Why the delay: Possible reasons behind the postponement of ARATS-SEF summit

l  The semiannual summit meeting between China's Association for Relations Across the Taiwan Straits (ARATS) and Taiwan's Straits Exchange Foundation (SEF) was originally planned to take place in Taipei during December 15-17. Both sides had hoped that ARATS President Chen Yun-lin and SEF Chairman Chiang Pin-kung would sign an agreement on mutual investment protection and another one on health and medical cooperation during the two-day meetings. However, differences over the dispute resolution mechanism, particularly the option of settling disputes in an international arbitration tribunal, forced a last-minute postponement until, at the earliest, the end of December.

l  Since the signing of ECFA in late June, Beijing and Taipei have primarily been negotiating two agreements—one each on mutual investment protection and medical and health cooperation—in the hope that they can be signed at the December’s ARATS-SEF summit.
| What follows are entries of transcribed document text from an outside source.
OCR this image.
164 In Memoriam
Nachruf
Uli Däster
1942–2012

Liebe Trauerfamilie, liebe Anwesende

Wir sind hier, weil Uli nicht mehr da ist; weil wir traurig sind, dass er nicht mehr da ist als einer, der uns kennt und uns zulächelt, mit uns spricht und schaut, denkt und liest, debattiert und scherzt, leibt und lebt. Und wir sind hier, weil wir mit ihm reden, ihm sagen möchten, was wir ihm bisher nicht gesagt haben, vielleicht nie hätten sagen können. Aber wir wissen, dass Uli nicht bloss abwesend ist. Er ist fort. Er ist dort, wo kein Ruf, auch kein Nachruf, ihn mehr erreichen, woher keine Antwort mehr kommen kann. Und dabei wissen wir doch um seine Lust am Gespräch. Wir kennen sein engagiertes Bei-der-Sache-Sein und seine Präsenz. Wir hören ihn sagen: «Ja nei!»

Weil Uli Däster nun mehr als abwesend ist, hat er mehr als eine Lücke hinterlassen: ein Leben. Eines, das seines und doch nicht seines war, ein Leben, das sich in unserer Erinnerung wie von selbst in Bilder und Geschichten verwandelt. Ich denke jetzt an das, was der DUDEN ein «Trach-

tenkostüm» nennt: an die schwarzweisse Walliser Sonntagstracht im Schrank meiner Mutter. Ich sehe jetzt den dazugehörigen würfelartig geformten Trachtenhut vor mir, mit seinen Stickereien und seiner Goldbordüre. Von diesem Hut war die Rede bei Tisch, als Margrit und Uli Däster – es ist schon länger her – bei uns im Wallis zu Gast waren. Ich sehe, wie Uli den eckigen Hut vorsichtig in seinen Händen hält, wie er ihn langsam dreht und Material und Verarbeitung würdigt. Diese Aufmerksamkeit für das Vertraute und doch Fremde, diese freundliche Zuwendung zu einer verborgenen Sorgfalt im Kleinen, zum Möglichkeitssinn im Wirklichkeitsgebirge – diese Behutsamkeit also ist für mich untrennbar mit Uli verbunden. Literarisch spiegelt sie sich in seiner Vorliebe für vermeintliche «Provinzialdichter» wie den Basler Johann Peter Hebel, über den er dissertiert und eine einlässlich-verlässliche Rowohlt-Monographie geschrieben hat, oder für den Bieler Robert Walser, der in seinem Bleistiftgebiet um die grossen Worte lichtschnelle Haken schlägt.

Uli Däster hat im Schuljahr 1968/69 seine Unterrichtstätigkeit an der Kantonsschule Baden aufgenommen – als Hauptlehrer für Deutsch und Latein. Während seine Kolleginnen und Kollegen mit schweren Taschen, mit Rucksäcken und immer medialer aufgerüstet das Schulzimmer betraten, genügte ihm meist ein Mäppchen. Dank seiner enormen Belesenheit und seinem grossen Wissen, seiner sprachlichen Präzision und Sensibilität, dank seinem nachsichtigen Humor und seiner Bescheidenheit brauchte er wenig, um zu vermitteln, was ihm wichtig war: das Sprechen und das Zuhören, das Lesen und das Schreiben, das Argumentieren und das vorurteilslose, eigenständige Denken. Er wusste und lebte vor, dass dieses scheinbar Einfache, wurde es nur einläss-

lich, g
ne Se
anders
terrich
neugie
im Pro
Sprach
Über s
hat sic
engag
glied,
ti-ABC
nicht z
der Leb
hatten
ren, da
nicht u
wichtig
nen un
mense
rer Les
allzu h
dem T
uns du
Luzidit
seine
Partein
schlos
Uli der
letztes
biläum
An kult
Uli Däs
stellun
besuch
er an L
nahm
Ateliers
Though the prospects are not particularly bright, the substantive negotiations in the coming months will crucial to how, and if, the remaining differences between the two sides can be resolved in time for the signing to take place at the next summit, possibly scheduled for late spring 2011. Besides patience, the success of these negotiations will depend largely on if both Beijing and Taipei are prepared and ready to address, at least indirectly, the sensitive issue of sovereignty and political status of each.

l  As the sixth cross-Strait summit since President Ma Ying-jeou assumed power in May 2008, Chen and Chiang had originally planned to review cross-Strait relations since the signing of the “Economic Cooperation Framework Agreement” (ECFA) in June and identify the priority issues for future negotiations until, at least, Taiwan’s next presidential election in March 2012. Though both Beijing and Taipei are trying to downplay the unexpected postponement, differences between the two sides are getting more difficult to resolve since non-economic considerations have, and will continue to, assumed more importance.

l  For the mutual investment protection agreement, for example, Beijing disagrees with Taipei's proposal to designate the International Center for the Settlement of Investment Disputes (ICSID) under the World Bank as the arbitration organization for cross-Strait economic and trade disputes. This is primarily because the ICSID is designed to address disputes between private investors and foreign governments, and applying such a mechanism in the cross-Strait context would invariably imply that Taiwan is a sovereign state. Similar considerations also apply to the negotiations over health cooperation agreement since sovereignty issue is also involved when it comes to the recognition of each other's drug certifications. As Beijing had repeatedly stated in the past, any plans or steps to perpetuate the appearance of “two Chinas” or “one China, one Taiwan” internationally is simply unacceptable.

l  The signing and the implementation of ECFA was, of course, a historic breakthrough in cross-Strait economic relations. However, as both sides are intensifying efforts to expand exchanges and deepen cooperation in the post-ECFA period, China and Taiwan will inevitably touch upon highly sensitive issues like sovereignty and political recognition. Though this may not be a priority for the ruling KMT following the disappointing showing at the metropolitan elections on November 27, how to broaden domestic consensus and formulate a strategy in future cross-Strait negotiations will continue to demand attention from political leaders of both political parties in Taiwan, especially since the once-considered “easy matters” are no longer easy as cross-Strait relations intensify.

l  Finally, in spite of the summit delay, the format and structure of the proposed “Cross-Strait Economic Cooperation Committee” (CSECC, 兩岸經濟合作委員會), which will operate under the ARATS-SEF framework, is expected to be formed and operational by mid-December. The CSECC will be headed by a vice-ministerial economic official each from China and Taiwan, with primary responsibilities in addressing problems related to the implementation of ECFA and other trade-related disputes.